La Sala revocó la sentencia del Tribunal Administrativo del Meta, que en primera instancia había negado las pretensiones de la empresa. En su lugar, declaró la responsabilidad patrimonial extracontractual, a CJAID y de Ruiz Riaño y ordenó reparar a Ecopetrol por las afectaciones ocasionadas.
De acuerdo con el expediente, las protestas fueron adelantadas por un grupo de aproximadamente 25 personas de las veredas La Esmeralda y San Isidro de Chichimene, quienes reclamaban la asignación de cupos laborales. Según la petrolera, fueron bloqueadas las puertas de acceso, restringiendo la entrada y salida de trabajadores, contratistas, bienes, maquinaria e insumos.
El Consejo de Estado también tuvo en cuenta que el 3 de agosto de 2017 Ruiz Riaño se encadenó a una de las puertas de acceso junto con otras dos personas y que, al día siguiente, ella y otros manifestantes ingresaron a las instalaciones después de saltar la valla perimetral. Según los hechos registrados en el proceso, se produjeron daños en equipos de laboratorio, computadores y oficinas, además de ser herido un trabajador.
Posteriormente, los manifestantes mantuvieron las restricciones sobre las operaciones y determinaron que personas y bienes podían ingresar o salir de la estación.
Como consecuencia, Ecopetrol alegó que se afectó el tratamiento de fluidos, se suspendieron mantenimientos y aproximadamente siete contratos comerciales para el suministro de bienes y servicios, y se produjo una reducción temporal de la producción de 20 pozos petroleros.
La empresa estimó que la producción diferida alcanzó cerca de 32.000 barriles de crudo y reclamó pérdidas aproximadas por $4.056 millones.
Uno de los puntos centrales de la decisión fue establecer que, aunque la protesta social es un derecho constitucionalmente protegido, su ejercicio tiene límites cuando se transforma en actuaciones que afectan de manera ilegítima otros derechos.
Para la Sala, las actuaciones desarrolladas durante las manifestaciones no se limitaron a la expresión pacífica de inconformidades, sino que incluyeron el bloqueo de una instalación industrial, la restricción del ingreso de trabajadores y contratistas y la afectación del normal funcionamiento de la actividad económica.
“Es claro que el derecho a la protesta fue utilizado en este caso como un mecanismo de presión que excedió su función constitucional y democrática en tanto generó una afectación directa al derecho de propiedad y al normal desarrollo de la actividad económica de la empresa demandante”, señala el fallo.
Otro aspecto relevante del fallo fue el análisis sobre la llamada producción diferida.

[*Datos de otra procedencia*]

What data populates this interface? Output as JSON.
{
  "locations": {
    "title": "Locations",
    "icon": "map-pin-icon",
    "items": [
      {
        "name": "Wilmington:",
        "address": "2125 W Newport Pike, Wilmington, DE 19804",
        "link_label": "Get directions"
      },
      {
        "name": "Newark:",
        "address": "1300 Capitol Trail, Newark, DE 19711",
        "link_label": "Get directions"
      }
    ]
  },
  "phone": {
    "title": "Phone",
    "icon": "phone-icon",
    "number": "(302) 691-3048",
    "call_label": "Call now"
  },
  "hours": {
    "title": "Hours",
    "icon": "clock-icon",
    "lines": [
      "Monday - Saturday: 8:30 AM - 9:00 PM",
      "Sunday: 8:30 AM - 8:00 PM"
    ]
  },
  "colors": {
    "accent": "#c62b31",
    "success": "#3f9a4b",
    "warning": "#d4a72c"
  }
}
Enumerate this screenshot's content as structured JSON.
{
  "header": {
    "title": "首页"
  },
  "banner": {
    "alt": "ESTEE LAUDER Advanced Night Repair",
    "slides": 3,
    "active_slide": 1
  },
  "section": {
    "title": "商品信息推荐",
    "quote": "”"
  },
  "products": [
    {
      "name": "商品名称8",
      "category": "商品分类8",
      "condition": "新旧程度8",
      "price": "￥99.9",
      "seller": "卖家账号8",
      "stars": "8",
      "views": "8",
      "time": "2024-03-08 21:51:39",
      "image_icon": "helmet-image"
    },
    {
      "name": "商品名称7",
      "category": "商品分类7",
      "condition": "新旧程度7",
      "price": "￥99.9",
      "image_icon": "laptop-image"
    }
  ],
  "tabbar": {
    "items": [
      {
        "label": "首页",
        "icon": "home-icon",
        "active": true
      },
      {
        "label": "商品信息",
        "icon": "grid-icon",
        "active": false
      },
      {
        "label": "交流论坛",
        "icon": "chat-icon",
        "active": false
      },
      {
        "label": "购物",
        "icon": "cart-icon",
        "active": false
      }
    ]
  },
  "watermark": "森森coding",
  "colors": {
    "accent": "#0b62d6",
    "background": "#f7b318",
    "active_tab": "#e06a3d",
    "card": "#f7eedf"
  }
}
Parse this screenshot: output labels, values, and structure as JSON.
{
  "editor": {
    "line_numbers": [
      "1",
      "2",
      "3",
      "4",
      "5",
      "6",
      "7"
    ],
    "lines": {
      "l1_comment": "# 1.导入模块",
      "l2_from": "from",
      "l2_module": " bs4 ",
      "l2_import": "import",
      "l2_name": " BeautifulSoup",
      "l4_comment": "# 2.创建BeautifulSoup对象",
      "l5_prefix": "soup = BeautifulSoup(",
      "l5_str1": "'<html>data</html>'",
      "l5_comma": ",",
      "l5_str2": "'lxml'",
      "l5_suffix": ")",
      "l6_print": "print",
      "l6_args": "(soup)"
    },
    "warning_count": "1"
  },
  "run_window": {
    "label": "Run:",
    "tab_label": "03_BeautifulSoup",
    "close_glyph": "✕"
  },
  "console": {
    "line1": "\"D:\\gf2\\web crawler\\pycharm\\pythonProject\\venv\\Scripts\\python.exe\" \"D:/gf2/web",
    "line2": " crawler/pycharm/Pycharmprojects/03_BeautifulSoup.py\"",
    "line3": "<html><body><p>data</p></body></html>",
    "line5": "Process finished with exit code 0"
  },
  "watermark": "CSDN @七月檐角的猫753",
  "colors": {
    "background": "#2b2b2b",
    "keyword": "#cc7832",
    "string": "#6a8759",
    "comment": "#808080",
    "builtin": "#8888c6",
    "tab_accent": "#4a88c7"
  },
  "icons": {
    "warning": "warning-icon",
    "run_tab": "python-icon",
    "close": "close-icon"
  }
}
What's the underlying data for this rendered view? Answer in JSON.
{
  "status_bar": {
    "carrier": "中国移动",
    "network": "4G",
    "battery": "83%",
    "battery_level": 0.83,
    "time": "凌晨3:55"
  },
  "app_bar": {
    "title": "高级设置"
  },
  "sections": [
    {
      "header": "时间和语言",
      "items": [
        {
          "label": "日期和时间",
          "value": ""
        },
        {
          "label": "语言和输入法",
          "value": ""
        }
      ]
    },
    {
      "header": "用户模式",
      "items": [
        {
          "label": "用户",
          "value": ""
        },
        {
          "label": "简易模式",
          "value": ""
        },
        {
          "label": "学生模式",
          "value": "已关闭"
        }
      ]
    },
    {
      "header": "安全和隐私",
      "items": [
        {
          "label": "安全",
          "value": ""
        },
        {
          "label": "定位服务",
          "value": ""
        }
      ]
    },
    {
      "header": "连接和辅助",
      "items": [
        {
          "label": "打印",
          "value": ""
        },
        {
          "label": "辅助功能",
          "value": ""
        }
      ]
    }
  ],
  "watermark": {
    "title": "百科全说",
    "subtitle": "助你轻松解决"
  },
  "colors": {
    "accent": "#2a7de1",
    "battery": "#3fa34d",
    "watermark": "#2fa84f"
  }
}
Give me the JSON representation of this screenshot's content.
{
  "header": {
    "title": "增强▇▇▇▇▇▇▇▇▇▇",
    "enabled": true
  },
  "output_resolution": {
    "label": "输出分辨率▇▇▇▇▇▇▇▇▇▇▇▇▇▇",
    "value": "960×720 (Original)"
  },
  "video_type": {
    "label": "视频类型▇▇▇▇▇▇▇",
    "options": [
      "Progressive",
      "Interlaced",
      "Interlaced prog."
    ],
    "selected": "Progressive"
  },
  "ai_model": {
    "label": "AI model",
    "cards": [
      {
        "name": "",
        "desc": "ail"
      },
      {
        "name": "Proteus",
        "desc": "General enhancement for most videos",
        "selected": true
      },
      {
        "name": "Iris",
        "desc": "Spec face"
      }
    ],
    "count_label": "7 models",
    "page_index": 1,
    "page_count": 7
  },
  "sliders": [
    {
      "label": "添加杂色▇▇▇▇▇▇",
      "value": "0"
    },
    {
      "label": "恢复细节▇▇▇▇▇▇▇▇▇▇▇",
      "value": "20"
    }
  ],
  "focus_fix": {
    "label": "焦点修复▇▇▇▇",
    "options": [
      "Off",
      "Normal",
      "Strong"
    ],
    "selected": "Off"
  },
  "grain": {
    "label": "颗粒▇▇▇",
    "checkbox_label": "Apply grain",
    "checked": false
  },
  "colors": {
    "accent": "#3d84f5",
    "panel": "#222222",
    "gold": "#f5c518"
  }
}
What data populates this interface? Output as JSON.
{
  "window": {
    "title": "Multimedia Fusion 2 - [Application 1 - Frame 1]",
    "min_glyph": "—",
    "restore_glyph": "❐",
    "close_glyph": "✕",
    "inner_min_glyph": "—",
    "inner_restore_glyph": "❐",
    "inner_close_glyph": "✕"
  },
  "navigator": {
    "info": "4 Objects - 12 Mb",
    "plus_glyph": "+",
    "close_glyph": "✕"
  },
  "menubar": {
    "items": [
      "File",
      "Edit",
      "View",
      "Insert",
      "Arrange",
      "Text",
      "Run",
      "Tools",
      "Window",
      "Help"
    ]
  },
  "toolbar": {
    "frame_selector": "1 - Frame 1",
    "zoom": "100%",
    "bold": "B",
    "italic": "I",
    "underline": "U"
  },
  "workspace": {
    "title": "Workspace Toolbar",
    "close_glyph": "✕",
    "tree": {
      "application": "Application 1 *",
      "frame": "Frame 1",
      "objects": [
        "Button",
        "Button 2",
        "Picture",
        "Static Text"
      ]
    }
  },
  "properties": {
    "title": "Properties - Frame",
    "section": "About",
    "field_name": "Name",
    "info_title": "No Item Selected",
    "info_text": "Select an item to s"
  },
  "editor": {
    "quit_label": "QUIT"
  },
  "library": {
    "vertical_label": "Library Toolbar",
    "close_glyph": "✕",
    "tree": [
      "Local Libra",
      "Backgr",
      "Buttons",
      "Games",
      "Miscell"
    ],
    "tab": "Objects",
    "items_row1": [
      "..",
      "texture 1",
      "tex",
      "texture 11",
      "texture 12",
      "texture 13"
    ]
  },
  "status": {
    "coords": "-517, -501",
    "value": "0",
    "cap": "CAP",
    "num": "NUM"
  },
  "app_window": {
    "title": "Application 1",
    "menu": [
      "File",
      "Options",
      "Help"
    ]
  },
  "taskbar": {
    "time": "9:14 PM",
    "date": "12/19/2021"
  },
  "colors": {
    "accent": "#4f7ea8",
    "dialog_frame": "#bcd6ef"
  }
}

La defensa había cuestionado que Ecopetrol hubiera demostrado efectivamente el daño, entre otras razones porque parte del crudo que no pudo extraerse durante el periodo de los bloqueos podía producirse posteriormente.
La Sala consideró que esa circunstancia, por sí sola, no descarta la existencia de un perjuicio económico. Explicó que el aplazamiento de la producción puede representar una afectación en la oportunidad de generar ingresos, debido a factores como el valor del dinero en el tiempo, las condiciones del mercado y las posibilidades de comercialización.
Por esa razón, el Consejo de Estado reconoció el derecho de Ecopetrol a ser indemnizada bajo la modalidad de lucro cesante.
Sin embargo, la sentencia no fijó en esta etapa el valor definitivo de la indemnización. La cuantía deberá establecerse posteriormente mediante el trámite incidental de liquidación, conforme a los criterios señalados por la Sala y a las reglas previstas en el artículo 193 del CPACA.
La decisión determinada por los magistrados Fredy Ibarra Martínez y Alberto Montaña Plata. El magistrado Diego Enrique Franco Victoria presentó salvamento de voto.